Kebijakan yang dipengaruhi kemudian mencegah adanya pembangunan kilang. Dirinya meyakinkan jika kondisi ini nyata terjadi, pasalnya intruksi presiden sampai lima tahun tidak pernah berjalan. "Ini RI 1 loh yang meminta, tapi kenapa nggak bisa ini kan aneh," imbuhnya.
Oleh sebab itu, ia mengatakan pembangunan kilang tidak mungkin dilakukan sendiri oleh Pertamina sebab pembiayaannya bisa mencapai US$ 10 miliar per unit.
PT Pertamina (Persero) harus mencari partner dengan memberikan jaminan keekonomian.
"Sejak 25 tahun lalu keekonomian ya kayak gitu, tapi China, Arab Saudi bangun kilang terus karena untuk security energi," ungkapnya, Jum'at, (20/12/2019).
Negara lain menurutnya berkorban menciptakan keekonomian sendiri, misalnya memberikan Internal Rate Return (IRR) sesuai dengan permintaan investor. Ari mengenang saat dirinya masih jadi Dirut Pertamina, pernah mengusulkan agar Pertamina yang bangun dan cari investor, namun IRR dijamin 10-12 %.
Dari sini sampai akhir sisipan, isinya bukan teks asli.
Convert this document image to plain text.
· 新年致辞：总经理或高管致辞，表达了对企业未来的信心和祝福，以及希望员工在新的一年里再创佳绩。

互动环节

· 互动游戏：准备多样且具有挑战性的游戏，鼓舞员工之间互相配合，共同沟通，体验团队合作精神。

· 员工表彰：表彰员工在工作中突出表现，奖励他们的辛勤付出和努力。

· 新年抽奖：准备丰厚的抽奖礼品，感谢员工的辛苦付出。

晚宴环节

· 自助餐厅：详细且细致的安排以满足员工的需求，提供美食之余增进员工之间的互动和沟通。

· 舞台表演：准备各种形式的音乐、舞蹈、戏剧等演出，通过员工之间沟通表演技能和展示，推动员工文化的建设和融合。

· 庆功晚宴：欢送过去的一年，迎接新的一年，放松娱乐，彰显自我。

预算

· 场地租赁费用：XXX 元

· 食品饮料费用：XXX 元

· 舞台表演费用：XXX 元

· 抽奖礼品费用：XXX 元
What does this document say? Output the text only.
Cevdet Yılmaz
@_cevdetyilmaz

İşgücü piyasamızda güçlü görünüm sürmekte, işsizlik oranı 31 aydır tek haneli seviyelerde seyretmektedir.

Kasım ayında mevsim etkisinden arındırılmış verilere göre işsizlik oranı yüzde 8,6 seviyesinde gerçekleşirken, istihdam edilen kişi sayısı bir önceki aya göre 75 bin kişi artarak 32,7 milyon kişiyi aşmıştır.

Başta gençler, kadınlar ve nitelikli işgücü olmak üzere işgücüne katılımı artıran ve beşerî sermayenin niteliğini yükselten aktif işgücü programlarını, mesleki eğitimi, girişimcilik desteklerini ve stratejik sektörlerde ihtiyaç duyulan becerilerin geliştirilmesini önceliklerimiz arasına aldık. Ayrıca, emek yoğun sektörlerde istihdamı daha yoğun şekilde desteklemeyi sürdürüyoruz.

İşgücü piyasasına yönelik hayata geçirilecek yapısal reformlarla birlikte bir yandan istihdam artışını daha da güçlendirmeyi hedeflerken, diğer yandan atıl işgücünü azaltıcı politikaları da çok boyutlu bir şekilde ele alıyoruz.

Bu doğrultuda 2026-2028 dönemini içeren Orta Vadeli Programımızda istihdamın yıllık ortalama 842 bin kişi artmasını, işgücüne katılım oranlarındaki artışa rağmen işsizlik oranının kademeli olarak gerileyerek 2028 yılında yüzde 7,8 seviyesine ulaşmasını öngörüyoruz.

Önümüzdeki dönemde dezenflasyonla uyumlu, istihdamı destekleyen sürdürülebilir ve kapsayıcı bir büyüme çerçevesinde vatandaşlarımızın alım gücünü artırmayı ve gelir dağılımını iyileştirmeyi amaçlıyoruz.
Akan tetapi, melalui penjaminan ini harus ada margin tertentu. Sayangnya margin tertentu ini lebih tinggi sehingga bisa berdampak pada harga Bahan Bakar Minyak (BBM) yang lebih tinggi. "Biarin ini Pertamina yang tanggung, tapi jangan dimarahin, jangan di KPK kan, dan Kejaksakan," pintanya.
Hal ini menurutnya yang Pertamina lakukan pada zaman Ode Baru ketika membangun Kilang Balongan. "Malah harganya dinaikkan 5% bisa itu ada keekonomianya," ungkapnya.